Live low, do not flaunt any wealth (drive a shit car), and,
if you make it “through”? Share, help others worthy of
your concern.

John
John
November 26, 2017 6:50 pm

“Deep state player” Jerome Powell, like Janet Yellen and most other Fed chairmen since WW2, is a member of the Rockefeller CFR. Citigroup, JPMorgan and Goldman Sachs are CFR “founding sponsors” and several of their execs are also CFR members (Blankfein, Dimon, Rubin, etc). Other notables include George H.W. Bush, Bill Clinton, John McCain, Dick Cheney and George Soros. See lists in the CFR annual report, pages 37-67.

https://www.cfr.org/sites/default/files/report_pdf/AR2016_web.pdf

“The powers of financial capitalism had another far-reaching aim, nothing less than to create a world system of financial control in private hands able to dominate the political system of each country and the economy of the world as a whole. This system was to be controlled in a feudalist fashion by the central banks of the world acting in concert, by secret agreements arrived at in frequent private meetings and conferences… The apex of the system was to be the Bank for International Settlements in Basle, Switzerland, a private bank owned and controlled by the world’s central banks which were themselves private corporations.”

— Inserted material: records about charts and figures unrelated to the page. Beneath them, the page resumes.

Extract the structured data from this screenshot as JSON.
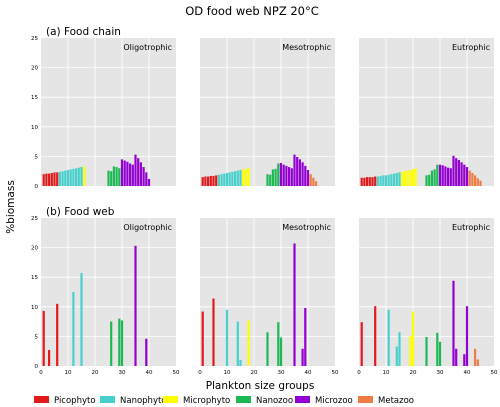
{
  "figure": {
    "title": "OD food web NPZ 20°C",
    "ylabel": "%biomass",
    "xlabel": "Plankton size groups"
  },
  "colors": {
    "Picophyto": "#e31a1c",
    "Nanophyto": "#48d1cc",
    "Microphyto": "#ffff00",
    "Nanozoo": "#1db954",
    "Microzoo": "#9400d3",
    "Metazoo": "#ef7b45"
  },
  "legend": [
    "Picophyto",
    "Nanophyto",
    "Microphyto",
    "Nanozoo",
    "Microzoo",
    "Metazoo"
  ],
  "rows": [
    {
      "label": "(a) Food chain",
      "show_x_ticks": false
    },
    {
      "label": "(b) Food web",
      "show_x_ticks": true
    }
  ],
  "chart_data": [
    {
      "type": "bar",
      "row": 0,
      "col": 0,
      "panel_title": "Oligotrophic",
      "xlim": [
        0,
        50
      ],
      "ylim": [
        0,
        25
      ],
      "yticks": [
        0,
        5,
        10,
        15,
        20,
        25
      ],
      "xticks": [
        0,
        10,
        20,
        30,
        40,
        50
      ],
      "series": [
        {
          "name": "Picophyto",
          "x": [
            1,
            2,
            3,
            4,
            5,
            6
          ],
          "values": [
            2.0,
            2.1,
            2.1,
            2.2,
            2.3,
            2.3
          ]
        },
        {
          "name": "Nanophyto",
          "x": [
            7,
            8,
            9,
            10,
            11,
            12,
            13,
            14,
            15
          ],
          "values": [
            2.4,
            2.5,
            2.6,
            2.7,
            2.8,
            2.9,
            3.0,
            3.1,
            3.2
          ]
        },
        {
          "name": "Microphyto",
          "x": [
            16
          ],
          "values": [
            3.3
          ]
        },
        {
          "name": "Nanozoo",
          "x": [
            25,
            26,
            27,
            28,
            29
          ],
          "values": [
            2.6,
            2.5,
            3.3,
            3.2,
            3.0
          ]
        },
        {
          "name": "Microzoo",
          "x": [
            30,
            31,
            32,
            33,
            34,
            35,
            36,
            37,
            38,
            39,
            40
          ],
          "values": [
            4.5,
            4.3,
            4.1,
            3.8,
            3.6,
            5.3,
            4.7,
            4.0,
            3.2,
            2.3,
            1.2
          ]
        },
        {
          "name": "Metazoo",
          "x": [],
          "values": []
        }
      ]
    },
    {
      "type": "bar",
      "row": 0,
      "col": 1,
      "panel_title": "Mesotrophic",
      "xlim": [
        0,
        50
      ],
      "ylim": [
        0,
        25
      ],
      "yticks": [
        0,
        5,
        10,
        15,
        20,
        25
      ],
      "xticks": [
        0,
        10,
        20,
        30,
        40,
        50
      ],
      "series": [
        {
          "name": "Picophyto",
          "x": [
            1,
            2,
            3,
            4,
            5,
            6
          ],
          "values": [
            1.5,
            1.6,
            1.6,
            1.7,
            1.7,
            1.8
          ]
        },
        {
          "name": "Nanophyto",
          "x": [
            7,
            8,
            9,
            10,
            11,
            12,
            13,
            14,
            15
          ],
          "values": [
            1.9,
            2.0,
            2.1,
            2.2,
            2.3,
            2.4,
            2.5,
            2.6,
            2.7
          ]
        },
        {
          "name": "Microphyto",
          "x": [
            16,
            17,
            18
          ],
          "values": [
            2.8,
            2.9,
            3.0
          ]
        },
        {
          "name": "Nanozoo",
          "x": [
            25,
            26,
            27,
            28,
            29
          ],
          "values": [
            2.0,
            1.9,
            2.8,
            2.9,
            3.8
          ]
        },
        {
          "name": "Microzoo",
          "x": [
            30,
            31,
            32,
            33,
            34,
            35,
            36,
            37,
            38,
            39,
            40
          ],
          "values": [
            3.9,
            3.6,
            3.4,
            3.2,
            3.0,
            5.3,
            4.9,
            4.5,
            4.0,
            3.4,
            2.7
          ]
        },
        {
          "name": "Metazoo",
          "x": [
            41,
            42,
            43
          ],
          "values": [
            2.0,
            1.4,
            0.8
          ]
        }
      ]
    },
    {
      "type": "bar",
      "row": 0,
      "col": 2,
      "panel_title": "Eutrophic",
      "xlim": [
        0,
        50
      ],
      "ylim": [
        0,
        25
      ],
      "yticks": [
        0,
        5,
        10,
        15,
        20,
        25
      ],
      "xticks": [
        0,
        10,
        20,
        30,
        40,
        50
      ],
      "series": [
        {
          "name": "Picophyto",
          "x": [
            1,
            2,
            3,
            4,
            5,
            6
          ],
          "values": [
            1.4,
            1.4,
            1.5,
            1.5,
            1.5,
            1.6
          ]
        },
        {
          "name": "Nanophyto",
          "x": [
            7,
            8,
            9,
            10,
            11,
            12,
            13,
            14,
            15
          ],
          "values": [
            1.6,
            1.7,
            1.8,
            1.8,
            1.9,
            2.0,
            2.1,
            2.2,
            2.3
          ]
        },
        {
          "name": "Microphyto",
          "x": [
            16,
            17,
            18,
            19,
            20,
            21
          ],
          "values": [
            2.4,
            2.5,
            2.6,
            2.7,
            2.8,
            3.0
          ]
        },
        {
          "name": "Nanozoo",
          "x": [
            25,
            26,
            27,
            28,
            29
          ],
          "values": [
            1.8,
            1.9,
            2.6,
            2.8,
            3.6
          ]
        },
        {
          "name": "Microzoo",
          "x": [
            30,
            31,
            32,
            33,
            34,
            35,
            36,
            37,
            38,
            39,
            40
          ],
          "values": [
            3.6,
            3.5,
            3.3,
            3.1,
            3.0,
            5.1,
            4.7,
            4.4,
            4.0,
            3.6,
            3.2
          ]
        },
        {
          "name": "Metazoo",
          "x": [
            41,
            42,
            43,
            44,
            45
          ],
          "values": [
            2.6,
            2.2,
            1.8,
            1.3,
            0.9
          ]
        }
      ]
    },
    {
      "type": "bar",
      "row": 1,
      "col": 0,
      "panel_title": "Oligotrophic",
      "xlim": [
        0,
        50
      ],
      "ylim": [
        0,
        25
      ],
      "yticks": [
        0,
        5,
        10,
        15,
        20,
        25
      ],
      "xticks": [
        0,
        10,
        20,
        30,
        40,
        50
      ],
      "series": [
        {
          "name": "Picophyto",
          "x": [
            1,
            3,
            6
          ],
          "values": [
            9.3,
            2.7,
            10.5
          ]
        },
        {
          "name": "Nanophyto",
          "x": [
            12,
            15
          ],
          "values": [
            12.5,
            15.7
          ]
        },
        {
          "name": "Microphyto",
          "x": [],
          "values": []
        },
        {
          "name": "Nanozoo",
          "x": [
            26,
            29,
            30
          ],
          "values": [
            7.5,
            8.0,
            7.7
          ]
        },
        {
          "name": "Microzoo",
          "x": [
            35,
            39
          ],
          "values": [
            20.3,
            4.6
          ]
        },
        {
          "name": "Metazoo",
          "x": [],
          "values": []
        }
      ]
    },
    {
      "type": "bar",
      "row": 1,
      "col": 1,
      "panel_title": "Mesotrophic",
      "xlim": [
        0,
        50
      ],
      "ylim": [
        0,
        25
      ],
      "yticks": [
        0,
        5,
        10,
        15,
        20,
        25
      ],
      "xticks": [
        0,
        10,
        20,
        30,
        40,
        50
      ],
      "series": [
        {
          "name": "Picophyto",
          "x": [
            1,
            5
          ],
          "values": [
            9.2,
            11.4
          ]
        },
        {
          "name": "Nanophyto",
          "x": [
            10,
            14,
            15
          ],
          "values": [
            9.5,
            7.5,
            1.0
          ]
        },
        {
          "name": "Microphyto",
          "x": [
            18
          ],
          "values": [
            7.7
          ]
        },
        {
          "name": "Nanozoo",
          "x": [
            25,
            29,
            30
          ],
          "values": [
            5.7,
            7.4,
            4.8
          ]
        },
        {
          "name": "Microzoo",
          "x": [
            35,
            38,
            39
          ],
          "values": [
            20.7,
            2.9,
            9.8
          ]
        },
        {
          "name": "Metazoo",
          "x": [],
          "values": []
        }
      ]
    },
    {
      "type": "bar",
      "row": 1,
      "col": 2,
      "panel_title": "Eutrophic",
      "xlim": [
        0,
        50
      ],
      "ylim": [
        0,
        25
      ],
      "yticks": [
        0,
        5,
        10,
        15,
        20,
        25
      ],
      "xticks": [
        0,
        10,
        20,
        30,
        40,
        50
      ],
      "series": [
        {
          "name": "Picophyto",
          "x": [
            1,
            6
          ],
          "values": [
            7.4,
            10.1
          ]
        },
        {
          "name": "Nanophyto",
          "x": [
            11,
            14,
            15
          ],
          "values": [
            9.5,
            3.3,
            5.7
          ]
        },
        {
          "name": "Microphyto",
          "x": [
            19,
            20
          ],
          "values": [
            5.1,
            9.2
          ]
        },
        {
          "name": "Nanozoo",
          "x": [
            25,
            29,
            30
          ],
          "values": [
            4.9,
            5.6,
            4.1
          ]
        },
        {
          "name": "Microzoo",
          "x": [
            35,
            36,
            39,
            40
          ],
          "values": [
            14.4,
            2.9,
            2.0,
            10.1
          ]
        },
        {
          "name": "Metazoo",
          "x": [
            43,
            44
          ],
          "values": [
            2.9,
            1.1
          ]
        }
      ]
    }
  ]
}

— Carroll Quigley (CFR historian), “Tragedy and Hope”, 1966, pg 324

http://www.carrollquigley.net/pdf/Tragedy_and_Hope.pdf

Stucky
Stucky
November 27, 2017 9:00 am

What I got out of the article.

ANY change in the way things are now WILL result in a massive clusterfuk on either end of the Shitwearefucked Scale.

The can WILL be kicked down the road.

But, YOU can make a fortune in “the next few years” … “if I’m right”, says Casey. So, please, do send him your money. You wouldn’t want to miss out on your fortune, would ya?